Di banyak negara demokrasi yang sudah maju, lanjut Fahira, untuk menghindari kandidat mencari pundi-pundi dana yang tidak halal, negara membantu biaya sosialisasi kandidat melalui lembaga-lembaga penyiaran publik (televisi dan radio) di mana semua kandidiat mendapat jatah yang sama menyosialisasikan program-programnya. Selain itu, praktik yang juga bisa diterapkan di Indonesia adalah kultur fundraising (penggalangan dana) di mana konstituen beramai-ramai memberi sumbangan untuk kandidat yang mereka pilih jadi kepala daerah.

“Kalau kultur ini sudah terbangun, praktik-praktik politik uang tidak akan laku karena rakyat sudah pintar. Nah, sekarang kita sedang menuju ke sana. Ini sudah terlihat di beberapa pilkada langsung. Jadi jangan langsung merubah tata cara pemilihan, tetapi perbaiki sistem pilkada langsung kita. Rakyat sedang belajar berdemokrasi yang baik dan sehat,” jelas Fahira.

Terkait mahalnya biaya penyelenggaran pilkada langsung bahkan sampai mengurus APBD sebuah daerah, Fahira menyarankan agar RUU Pilkada yang sedang dibahas saat ini, ada klausul tentang penyeleggaraan pilkada langsung serentak. Ke depan, Fahira menyarankan, hanya ada dua pemilu di Indonesia yaitu pemilu nasional (pemilu presiden, DPR, DPD dan DPRD) serta pemilu kepala daerah (gubernur, bupati, walikota). Dengan Pemilu serentak, lanjut Fahira, biaya penyelenggaraan terutama honor penyelenggara akan jauh lebih hemat.

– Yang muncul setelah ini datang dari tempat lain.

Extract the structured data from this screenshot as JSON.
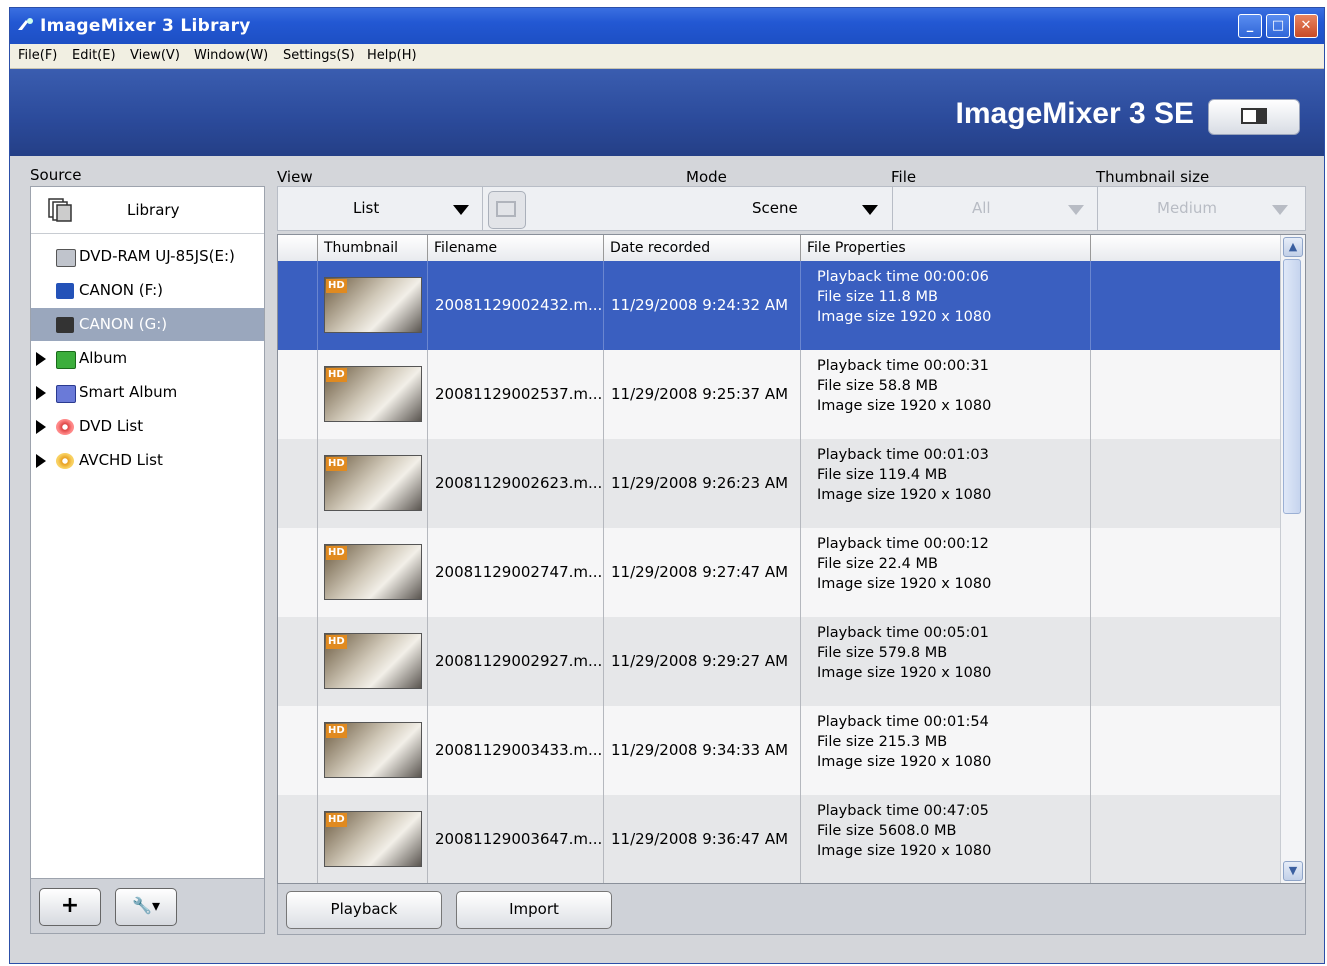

“Kita harus siasati agar pilkada langsung tidak menggerogoti APBD sebuah daerah. Karena memang APBD idealnya diperuntukkan buat pemenuhan pelayanan dasar seperti pendidikan dan kesehatan, bukan habis buat penyelenggeraan pilkada. Pemilu serentak, saya rasa pilihan yang bisa kita tempuh,” saran Fahira.

Selain itu, menurut Fahira, banyaknya celah dan kelemahan pilkada langsung selama 10 tahun terakhir ini juga disebabkan regulasi terkait pilkada tidak bisa menjawab kompleksnya persoalan pilkada langsung. Seperti yang kita tahu, selama ini aturan terkait pilkada hanya jadi salah satu klausul dalam UU No.32/2004 tentang Pemerintah Daerah. “Saya berharap RUU Pilkada yang sebentar lagi disahkan jadi jawaban persoalan pelik pilkada, bukan malah menambahnya jadi lebih runyam, apalagi jadi alat untuk memburu kekuasaan,” harap Fahira.